Paduda: Haven Healthcare’s Demise Affords Classes for Employees’ Comp| Employees Compensation Information

By Joe Paduda

Friday, January 15, 2021 | 50 | 0 | min read

Haven Healthcare, the Amazon-JPMorgan-Berkshire Hathaway joint venture designed to reinvent healthcare, no longer exists. The drive to improve access to basic services, simplify insurance coverage and make prescription drugs more affordable ended after three years.

Joe Paduda

We don’t know why Haven is in heaven now; It could be that three of the most powerful and best-run organizations in the world have failed to figure out how to build a better health system.

Or it could be that they had different motivations, different needs, different priorities, and couldn’t figure out how to work together. That wouldn’t be a surprise. Or that their well-known, accomplished, and brilliant CEO wasn’t an effective CEO (that’s not a slam; I’m not an operator either).

Or more likely all of the above plus more.

Anyway, it’s dead. Worker Comp Execs can learn three lessons from the failure of Haven.

CEO Atul Gawande lacked the thorough knowledge of the healthcare infrastructure, reimbursement, regulations, and management required to be successful. Gawande was a brilliant writer, insightful analyst, and a highly visible public figure. He also didn’t quit his other jobs and had no experience as CEO of a startup.

Implications

Two things: knowledge and commitment.

Do you know anyone in the workers’ association who has in-depth knowledge of the healthcare sector? Someone who understands reimbursement, infrastructure, process, the regulatory environment? Medical drives the workforce, and very few employees have this knowledge and understanding.

Many who believe they do not do it.

Then there is engagement. Gawande was committed to Haven – and frankly so were the three founding companies – just as the chicken is committed to breakfast.

If you’re looking to take on something as daunting as health care reform, the best way to do it is to devote yourself to how the pig is committed to breakfast.

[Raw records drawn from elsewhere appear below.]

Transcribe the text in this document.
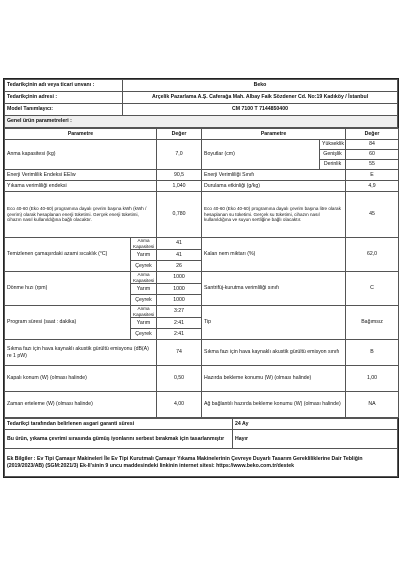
Tedarikçinin adı veya ticari unvanı :	Beko
Tedarikçinin adresi :	Arçelik Pazarlama A.Ş. Caferağa Mah. Albay Faik Sözdener Cd. No:19 Kadıköy / İstanbul
Model Tanımlayıcı:	CM 7100 T 7144850400
Genel ürün parametreleri :	
Parametre		Değer	Parametre		Değer
Anma kapasitesi (kg)		7,0	Boyutlar (cm)	Yükseklik	84
				Genişlik	60
				Derinlik	55
Enerji Verimlilik Endeksi EEIw		90,5	Enerji Verimliliği Sınıfı		E
Yıkama verimliliği endeksi		1,040	Durulama etkinliği (g/kg)		4,9
Eco 40-60 (Eko 40-60) programına dayalı çevrim başına kWh (kWh / çevrim) olarak hesaplanan enerji tüketimi. Gerçek enerji tüketimi, cihazın nasıl kullanıldığına bağlı olacaktır.		0,780	Eco 40-60 (Eko 40-60) programına dayalı çevrim başına litre olarak hesaplanan su tüketimi. Gerçek su tüketimi, cihazın nasıl kullanıldığına ve suyun sertliğine bağlı olacaktır.		45
Temizlenen çamaşırdaki azami sıcaklık (°C)	Anma Kapasitesi	41	Kalan nem miktarı (%)		62,0
	Yarım	41			
	Çeyrek	26			
Dönme hızı (rpm)	Anma Kapasitesi	1000	Santrifüj-kurutma verimliliği sınıfı		C
	Yarım	1000			
	Çeyrek	1000			
Program süresi (saat : dakika)	Anma Kapasitesi	3:27	Tip		Bağımsız
	Yarım	2:41			
	Çeyrek	2:41			
Sıkma fazı için hava kaynaklı akustik gürültü emisyonu (dB(A) re 1 pW)		74	Sıkma fazı için hava kaynaklı akustik gürültü emisyon sınıfı		B
Kapalı konum (W) (olması halinde)		0,50	Hazırda bekleme konumu (W) (olması halinde)		1,00
Zaman erteleme (W) (olması halinde)		4,00	Ağ bağlantılı hazırda bekleme konumu (W) (olması halinde)		NA
Tedarikçi tarafından belirlenen asgari garanti süresi	24 Ay
Bu ürün, yıkama çevrimi sırasında gümüş iyonlarını serbest bırakmak için tasarlanmıştır	Hayır
Ek Bilgiler : Ev Tipi Çamaşır Makineleri İle Ev Tipi Kurutmalı Çamaşır Yıkama Makinelerinin Çevreye Duyarlı Tasarım Gerekliliklerine Dair Tebliğin (2019/2023/AB) (SGM:2021/3) Ek-II'sinin 9 uncu maddesindeki linkinin internet sitesi: https://www.beko.com.tr/destek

Second, market share. With about 1.6 million employees and maybe 5 million policyholders, the three giants had a lot of life to cover, a lot of money to pay for healthcare (about $ 24 billion in employer bills and about $ 30 billion total). But the proverbial one-mile-long, one-deep problem meant that Haven had no local scale.

Health care is local. Institutions and medical practices want insured bodies. The more the better. Outside of a few markets where Amazon has large distribution centers, Haven didn’t have enough facilities to take advantage of big changes.

Implication: Total annual medical expenses for workers roughly match that of Haven ($ 31 billion). That’s less than 1% of US medical spending. Haven tried to use all of those dollars. It went wrong.

Unlike Haven, there are many comp networks of workers all trying to negotiate deals. The largest have potentially $ 8 billion in national spending.

These are small potatoes, in fact, just a tablespoon of hash browns.

what does that mean to you?

The workers’ comp industry cannot “solve” health care. but that is not the point.

The point is this: Organizations and leaders who know more about healthcare will be more committed to better performance and will far outperform their competitors.

Joseph Paduda is a co-owner of CompPharma, a consulting firm focused on improving pharmacy programs in employee compensation. This column is republished from his Managed Care Matters blog with his permission.